Wed, 22/01/2014 - 13:35 -- nick

Unemployment has shown a big fall in the last three months and now stands at 7.1% of the working population.

But coverage of the issue has focused on the likely result of this fall on interest rates.

Mark Carney, the Governor of the Bank of England, has said he will not raise interest rates, which have been stuck at 0.5% since 2009, until unemployment drops to 7%.

It is now looking likely that this will be very soon, and newspapers and news websites have covered this issue obsessively, being concerned about its effect on house prices and the cost of business borrowing.

There are more obvious effects of the news though.

The Office for National Statistics (ONS) shows a fall in unemployment of 167,000 to 2.32 million between September and November 2013, while the number claiming Jobseeker's Allowance (JSA) has fallen by 125,000 to 1.25 million over the same period.

The ONS makes clear that there is an under-reporting issue, with those on universal credit, Iain Duncan Smith's failing benefit reform, not included in these figures.

Those who claim JSA are usually furthest away from the labour market, so the disproportionate fall in claimants compared to the overall unemployment rate suggests that those on JSA are feeling the effects of something else.

It isn't sanctions; while the number of these showed a huge increase to nearly 900,000 last year, these people are included in the claimant count figure.

It certainly isn't the support they're getting; the work programme, youth contract and other government programmes are not operating effectively.

It could be simply that, given the general inhospitability of the JSA regime, those who become unemployed and are in a position to avoid it because they can rely on a partner or some savings do anything they can not to sign on.

The UK is moving towards a position where the number claiming out-of-work benefits will only be half the overall unemployment figure, when twenty years ago the two were almost the same.

Rachel Reeves, Labour's work and pensions spokesperson, said this week that her party wants to restore the contribution principle to JSA, meaning those who have paid National Insurance would get £20 each week more for the first six weeks of their claim.

This could encourage all workless people to claim what is due to them.

Perhaps more influential than money in the decision of a newly-unemployed person to claim benefits would be if they were promised respect, and crucially no sanctions, in recognition of their work history.

But in among these dry economic figures real human stories can get lost.

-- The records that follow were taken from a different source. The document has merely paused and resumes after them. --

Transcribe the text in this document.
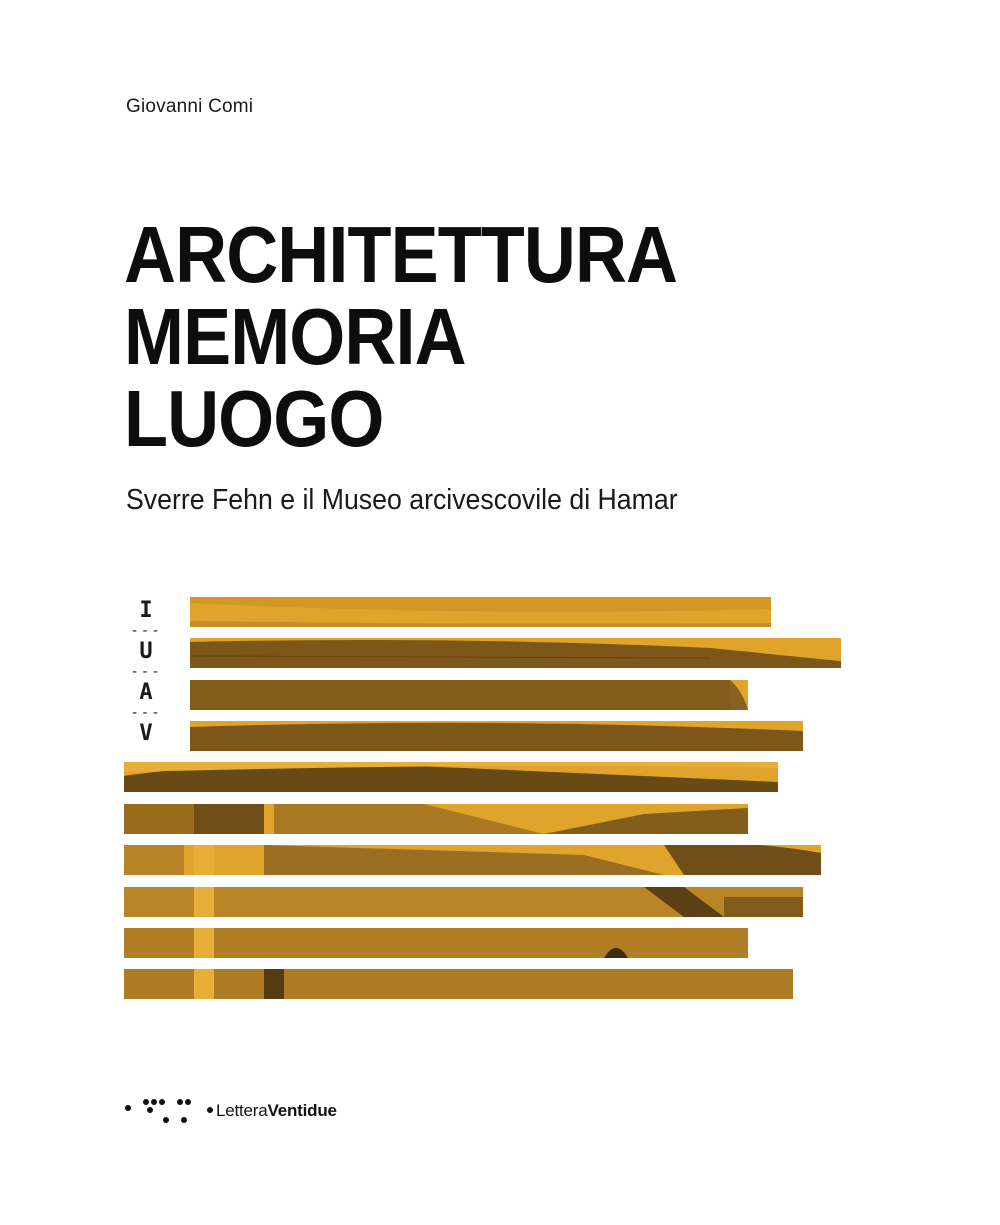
Giovanni Comi
ARCHITETTURA
MEMORIA
LUOGO
Sverre Fehn e il Museo arcivescovile di Hamar
I
---
U
---
A
---
V
LetteraVentidue
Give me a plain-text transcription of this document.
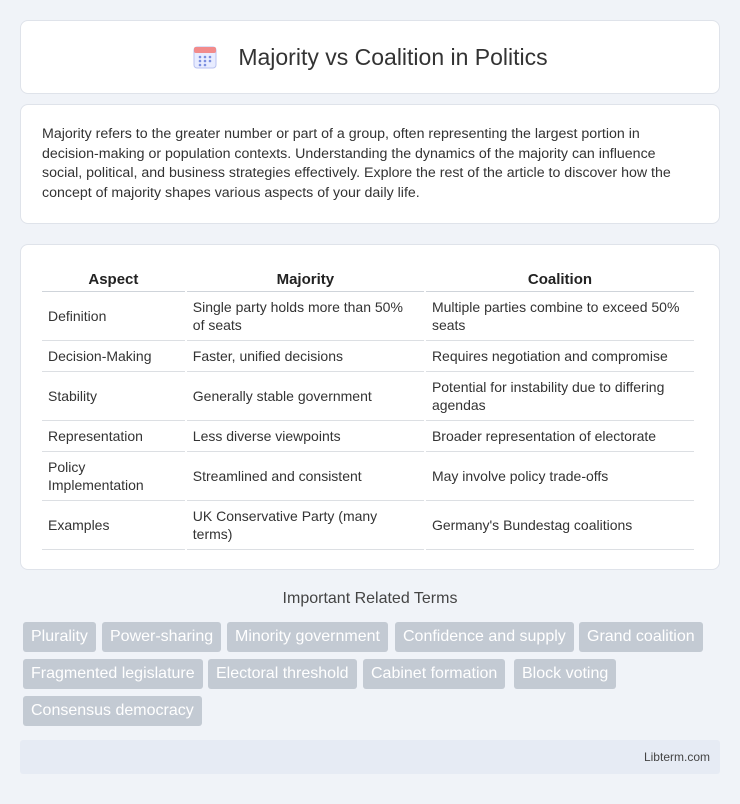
Majority vs Coalition in Politics

Majority refers to the greater number or part of a group, often representing the largest portion in decision-making or population contexts. Understanding the dynamics of the majority can influence social, political, and business strategies effectively. Explore the rest of the article to discover how the concept of majority shapes various aspects of your daily life.

Aspect	Majority	Coalition
Definition	Single party holds more than 50% of seats	Multiple parties combine to exceed 50% seats
Decision-Making	Faster, unified decisions	Requires negotiation and compromise
Stability	Generally stable government	Potential for instability due to differing agendas
Representation	Less diverse viewpoints	Broader representation of electorate
Policy Implementation	Streamlined and consistent	May involve policy trade-offs
Examples	UK Conservative Party (many terms)	Germany's Bundestag coalitions
Important Related Terms
Plurality	Power-sharing	Minority government	Confidence and supply	Grand coalition
Fragmented legislature	Electoral threshold	Cabinet formation	Block voting
Consensus democracy
Libterm.com
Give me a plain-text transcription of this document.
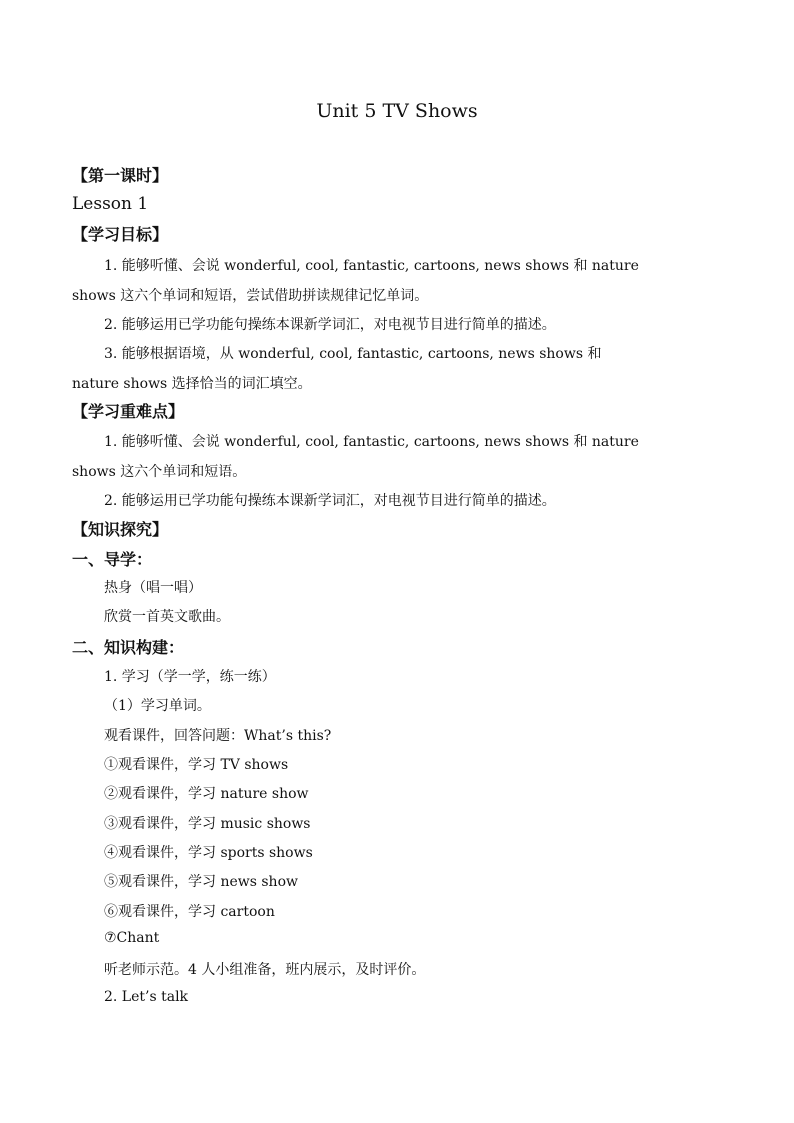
Unit 5 TV Shows
【第一课时】
Lesson 1
【学习目标】
1. 能够听懂、会说 wonderful, cool, fantastic, cartoons, news shows 和 nature
shows 这六个单词和短语，尝试借助拼读规律记忆单词。
2. 能够运用已学功能句操练本课新学词汇，对电视节目进行简单的描述。
3. 能够根据语境，从 wonderful, cool, fantastic, cartoons, news shows 和
nature shows 选择恰当的词汇填空。
【学习重难点】
1. 能够听懂、会说 wonderful, cool, fantastic, cartoons, news shows 和 nature
shows 这六个单词和短语。
2. 能够运用已学功能句操练本课新学词汇，对电视节目进行简单的描述。
【知识探究】
一、导学：
热身（唱一唱）
欣赏一首英文歌曲。
二、知识构建：
1. 学习（学一学，练一练）
（1）学习单词。
观看课件，回答问题：What’s this?
①观看课件，学习 TV shows
②观看课件，学习 nature show
③观看课件，学习 music shows
④观看课件，学习 sports shows
⑤观看课件，学习 news show
⑥观看课件，学习 cartoon
⑦Chant
听老师示范。4 人小组准备，班内展示，及时评价。
2. Let’s talk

An unemployment rate of 7.1% is still historically high, and for those stuck in the cycle of low pay/no pay, things keep on getting worse.

With pay still going up by only 0.9% each year while inflation shows prices have risen by 2% or more, most people are getting poorer.

Labour has said that the average family has lost £1600 since 2010 due to this, and work needs to provide a living wage if unemployed people are to be able to afford to take it.

The government says it wants to make work pay, but so far its only measures to support this focus on lowering the value of benefits.

It needs to support both pay and benefit rises if it wants to ensure poverty among Britain's 13 million poor is alleviated.